Bild: In der ZDF-Serie lies man weg, dass der böse Baron sein Schloss im Land …
Hannover taz | Es geht natürlich um mehr als diesen Kinderbuch-Klassiker.
Aber „Timm Thaler oder das verkaufte Lachen“ ist ein gutes Beispiel dafür,
wie antijesidischer Rassismus Eingang findet in das deutsche Schulsystem,
findet Tobias Huch. Der FDP-Politiker, Aktivist und Youtuber hat mit
jesidischen Verbänden eine Petition aufgesetzt und in Niedersachsen und
Bremen eingebracht, um daran etwas zu ändern.
Der 1962 erschienene [1][Roman von James Krüss] ist eigentlich ein modernes
Märchen. Die Geschichte ist schnell erzählt: Der aus armen,
kleinbürgerlichen und nicht sehr glücklichen Familienverhältnissen
stammende Junge gerät an einen geheimnisvollen Baron Lefuet („Teufel“
rückwärts), der ihm sein ansteckendes Lachen abkauft und dafür Reichtum
verspricht.
Timm Thaler wird reich und unglücklich und geht schließlich auf eine
abenteuerliche Reise, um dem bösen Baron sein Lachen wieder abzujagen. Es
geht um Gut und Böse, Freundschaft, Abenteuer und Glück – prima Stoff für
fünfte und sechste Klassen, wo er als Schullektüre auch immer noch gern
Verwendung findet.
Was dabei vielleicht nicht jedem auffällt (und in der beliebten ZDF-Serie
von 1979 auch unter den Tisch fällt): Der böse Baron hat ein Schloss „im
Hochland von Mesopotamien, unweit des Berges Djabal Sindjar“, „im Lande der
Jesiden“ und „Jesiden sind Teufelsanbeter“.

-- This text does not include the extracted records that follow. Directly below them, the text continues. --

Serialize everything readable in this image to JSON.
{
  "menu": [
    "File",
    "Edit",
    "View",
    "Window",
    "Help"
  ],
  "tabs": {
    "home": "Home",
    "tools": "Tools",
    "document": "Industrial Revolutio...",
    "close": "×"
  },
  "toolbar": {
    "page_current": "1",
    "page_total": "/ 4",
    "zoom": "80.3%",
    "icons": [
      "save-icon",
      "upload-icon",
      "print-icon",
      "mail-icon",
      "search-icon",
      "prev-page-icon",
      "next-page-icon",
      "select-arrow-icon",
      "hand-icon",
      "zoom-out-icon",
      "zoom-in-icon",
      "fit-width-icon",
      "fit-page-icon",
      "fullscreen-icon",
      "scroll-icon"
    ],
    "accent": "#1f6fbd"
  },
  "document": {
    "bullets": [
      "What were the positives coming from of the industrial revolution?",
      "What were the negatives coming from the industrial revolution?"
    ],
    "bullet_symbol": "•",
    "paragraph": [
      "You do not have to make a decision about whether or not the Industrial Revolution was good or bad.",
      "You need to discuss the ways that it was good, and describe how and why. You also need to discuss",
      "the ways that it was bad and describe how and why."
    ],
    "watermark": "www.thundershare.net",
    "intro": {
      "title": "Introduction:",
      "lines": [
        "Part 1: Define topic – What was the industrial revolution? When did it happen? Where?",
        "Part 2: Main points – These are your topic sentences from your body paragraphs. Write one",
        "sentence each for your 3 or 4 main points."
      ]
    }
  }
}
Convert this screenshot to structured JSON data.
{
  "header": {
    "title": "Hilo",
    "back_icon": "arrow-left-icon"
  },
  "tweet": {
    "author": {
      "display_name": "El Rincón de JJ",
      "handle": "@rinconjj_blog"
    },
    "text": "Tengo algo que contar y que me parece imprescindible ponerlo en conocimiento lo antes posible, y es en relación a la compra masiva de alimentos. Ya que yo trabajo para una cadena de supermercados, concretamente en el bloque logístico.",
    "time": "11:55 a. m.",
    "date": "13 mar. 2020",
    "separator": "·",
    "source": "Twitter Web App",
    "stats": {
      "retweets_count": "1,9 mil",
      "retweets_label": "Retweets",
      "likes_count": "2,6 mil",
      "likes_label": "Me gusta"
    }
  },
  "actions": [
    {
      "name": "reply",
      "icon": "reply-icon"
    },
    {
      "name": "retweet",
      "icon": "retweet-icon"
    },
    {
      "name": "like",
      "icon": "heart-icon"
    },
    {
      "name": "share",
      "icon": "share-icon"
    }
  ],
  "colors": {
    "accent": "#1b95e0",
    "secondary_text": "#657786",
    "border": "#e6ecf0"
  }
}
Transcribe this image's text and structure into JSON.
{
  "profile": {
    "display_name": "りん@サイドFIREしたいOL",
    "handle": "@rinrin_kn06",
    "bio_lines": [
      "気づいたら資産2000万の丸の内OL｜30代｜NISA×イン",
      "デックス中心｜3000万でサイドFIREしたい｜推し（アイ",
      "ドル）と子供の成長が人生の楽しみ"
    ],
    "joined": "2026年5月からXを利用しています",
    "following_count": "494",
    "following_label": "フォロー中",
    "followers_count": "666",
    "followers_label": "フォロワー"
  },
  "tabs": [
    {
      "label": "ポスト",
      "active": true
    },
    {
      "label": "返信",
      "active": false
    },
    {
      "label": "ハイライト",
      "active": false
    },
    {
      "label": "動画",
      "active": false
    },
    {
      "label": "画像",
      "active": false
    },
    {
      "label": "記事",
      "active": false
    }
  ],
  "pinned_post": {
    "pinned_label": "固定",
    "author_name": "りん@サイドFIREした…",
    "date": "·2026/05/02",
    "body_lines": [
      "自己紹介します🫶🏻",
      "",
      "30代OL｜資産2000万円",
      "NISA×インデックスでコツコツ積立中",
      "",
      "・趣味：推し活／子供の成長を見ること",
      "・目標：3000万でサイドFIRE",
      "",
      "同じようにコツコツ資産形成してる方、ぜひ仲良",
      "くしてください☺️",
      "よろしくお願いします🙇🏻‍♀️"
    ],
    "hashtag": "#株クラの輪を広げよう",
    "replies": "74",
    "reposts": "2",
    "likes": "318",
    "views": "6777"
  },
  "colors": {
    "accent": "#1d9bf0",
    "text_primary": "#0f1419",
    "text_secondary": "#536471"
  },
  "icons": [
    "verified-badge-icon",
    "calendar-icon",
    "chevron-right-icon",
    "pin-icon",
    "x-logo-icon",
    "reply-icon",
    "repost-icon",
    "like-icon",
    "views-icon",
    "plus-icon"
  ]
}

## Mit dieser Diffamierung begründete auch der IS den Genozid
Das ist eine Diffamierung, die seit Jahrhunderten gegen Jesiden eingesetzt
wird, sie diente auch dem [2][IS als Rechtfertigung für ihre Vernichtung
und Versklavung in eben jenem Hochgebirge]. Und genau deshalb kann man das
nicht so stehenlassen, sagt die jesidische Sozialwissenschaftlerin Ferda
Berse bei der öffentlichen Anhörung des niedersächsischen
Petitionsausschusses am Mittwoch.
Sie zeichnet in knappen Strichen die lange Verfolgungsgeschichte der
Jesiden nach. Dass man all diesen diffamierenden Fremdbeschreibungen etwas
entgegensetzen kann, ist ja überhaupt erst in der Diaspora, mit dem dort
einsetzenden Prozess der Verbürgerlichung möglich geworden, sagt Berse.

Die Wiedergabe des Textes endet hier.